É neste contexto de explosão criativa, de “loucura” como resposta às repressões de quarenta anos, que Laberinto de pasiones deve ser apreendido. Aliás, não só este como os seus outros filmes até Qué he hecho yo para merecer esto!! (Que Fiz Eu para Merecer Isto?, 1984), onde começa a existir um maior controlo e desejo romanesco, com o kitsch já subordinado em determinadas doses ao espartilho da escrita. Neste seu terceiro filme, o desejo primordial parecia ser o de dar saída a uma enxurrada de fantasias e “perversidades”, com muito de burlesco e patuscada e pouco de qualquer ideia aproximada de “coesão narrativa”, expressão idiota, mas que aqui surge a propósito.
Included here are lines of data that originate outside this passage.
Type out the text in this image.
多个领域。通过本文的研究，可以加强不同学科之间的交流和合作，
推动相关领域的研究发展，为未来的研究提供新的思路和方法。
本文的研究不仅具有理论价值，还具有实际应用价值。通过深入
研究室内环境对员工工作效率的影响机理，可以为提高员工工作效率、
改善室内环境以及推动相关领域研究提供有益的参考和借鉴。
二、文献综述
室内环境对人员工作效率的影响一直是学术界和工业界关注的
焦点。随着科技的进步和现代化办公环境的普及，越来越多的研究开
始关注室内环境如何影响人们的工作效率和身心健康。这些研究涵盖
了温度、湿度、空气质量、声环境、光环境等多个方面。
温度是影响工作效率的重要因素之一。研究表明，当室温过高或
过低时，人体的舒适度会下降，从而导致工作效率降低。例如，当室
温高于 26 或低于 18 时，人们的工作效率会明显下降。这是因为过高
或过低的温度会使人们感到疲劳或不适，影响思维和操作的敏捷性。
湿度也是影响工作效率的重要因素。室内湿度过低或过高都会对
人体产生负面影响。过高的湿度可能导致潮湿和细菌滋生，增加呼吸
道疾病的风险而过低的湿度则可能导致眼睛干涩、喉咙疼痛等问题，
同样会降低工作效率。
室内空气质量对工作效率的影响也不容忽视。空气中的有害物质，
É uma comédia sexual num Verão madrileno, um caos, antes de mais, como testemunho da sua época, e portanto, completamente datado já no fim da sua rodagem, e a ideia nem seria outra.
Posto isto, basicamente qualquer frame de Laberinto de pasiones poderá servir de indicativo do foguetório que por ali vai. Escolhe-se um excerto que a muito custo se consegue ver até ao fim. Não sabemos o que nos leva a fechar mais os olhos: se os ritmos musicais e poesia lírica da dupla Almodóvar y McNamara com o tema “Suck it to Me”; se as graves ofensas vestuárias que se perpetuam por cada centímetro quadrado, já para não enveredarmos pelos terrenos de maquilhagens e afins, quelle horreur!; se o facto da Cecilia Roth, já então pertencente à “família Almodóvar”, não aparecer durante mais tempo. Se os Heróis do Mar já motivaram tanta indignação nas classes “intelectuais” que pastoreavam o povo, já se poderá imaginar o que um Pedro provocaria.
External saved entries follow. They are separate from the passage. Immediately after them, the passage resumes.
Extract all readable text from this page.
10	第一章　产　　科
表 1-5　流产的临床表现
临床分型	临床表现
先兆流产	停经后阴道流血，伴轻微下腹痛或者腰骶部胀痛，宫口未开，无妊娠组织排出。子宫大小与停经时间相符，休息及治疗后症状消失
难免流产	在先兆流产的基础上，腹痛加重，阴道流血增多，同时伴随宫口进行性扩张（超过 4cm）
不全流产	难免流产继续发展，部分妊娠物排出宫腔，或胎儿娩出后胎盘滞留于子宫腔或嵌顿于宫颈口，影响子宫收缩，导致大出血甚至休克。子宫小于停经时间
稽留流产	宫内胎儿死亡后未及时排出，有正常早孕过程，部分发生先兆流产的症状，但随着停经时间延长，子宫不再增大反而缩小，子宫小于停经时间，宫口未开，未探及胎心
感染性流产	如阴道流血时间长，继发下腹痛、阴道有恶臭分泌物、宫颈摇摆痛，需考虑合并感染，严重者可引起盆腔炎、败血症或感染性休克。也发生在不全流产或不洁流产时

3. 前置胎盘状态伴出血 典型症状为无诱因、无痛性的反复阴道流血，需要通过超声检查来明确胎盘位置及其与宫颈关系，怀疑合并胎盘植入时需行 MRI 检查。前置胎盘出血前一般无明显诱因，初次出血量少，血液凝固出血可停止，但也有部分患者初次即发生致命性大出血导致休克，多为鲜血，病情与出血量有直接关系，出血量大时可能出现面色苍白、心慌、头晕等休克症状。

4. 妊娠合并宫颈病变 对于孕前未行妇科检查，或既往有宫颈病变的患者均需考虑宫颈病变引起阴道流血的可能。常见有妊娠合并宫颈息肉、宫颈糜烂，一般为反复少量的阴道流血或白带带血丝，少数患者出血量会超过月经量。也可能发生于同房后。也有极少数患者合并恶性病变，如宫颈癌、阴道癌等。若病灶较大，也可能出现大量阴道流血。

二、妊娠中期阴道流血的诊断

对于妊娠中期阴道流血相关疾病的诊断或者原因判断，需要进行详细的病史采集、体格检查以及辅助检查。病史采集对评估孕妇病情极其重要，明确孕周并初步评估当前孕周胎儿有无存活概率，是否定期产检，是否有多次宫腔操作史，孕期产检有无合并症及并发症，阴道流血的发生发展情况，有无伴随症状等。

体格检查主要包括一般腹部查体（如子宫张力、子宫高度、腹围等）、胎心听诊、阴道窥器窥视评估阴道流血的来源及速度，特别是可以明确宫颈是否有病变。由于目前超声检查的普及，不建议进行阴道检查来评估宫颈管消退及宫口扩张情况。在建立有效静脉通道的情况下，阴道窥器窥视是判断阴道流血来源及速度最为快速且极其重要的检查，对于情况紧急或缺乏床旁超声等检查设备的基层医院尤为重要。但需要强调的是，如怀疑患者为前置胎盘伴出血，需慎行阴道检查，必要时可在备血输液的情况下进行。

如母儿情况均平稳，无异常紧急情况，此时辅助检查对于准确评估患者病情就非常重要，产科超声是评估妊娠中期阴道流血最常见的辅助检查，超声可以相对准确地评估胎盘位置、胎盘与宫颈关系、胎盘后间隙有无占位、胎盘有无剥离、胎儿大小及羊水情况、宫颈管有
No fim, ficam as sensações de um filme (ou de um período artístico, para se ser mais exacto) que jamais poderia perspectivar a carreira subsequente de quem o idealizou. A partir daqui, Almodóvar tanto se poderia ter tornado no Russ Meyer ou John Waters europeu – ou, ainda mais underground, na versão “artística” dos filmes da Troma – como o de partir para outras abordagens fílmicas, sem que certos resquícios de escatologias passadas fossem desaproveitadas por completo. Dez anos depois, já Laberinto de Pasiones pertencia quase a outra vida de uma outra pessoa. E se houver qualquer outra tentativa de revivalismo, que tresande menos a homenagem obsoleta.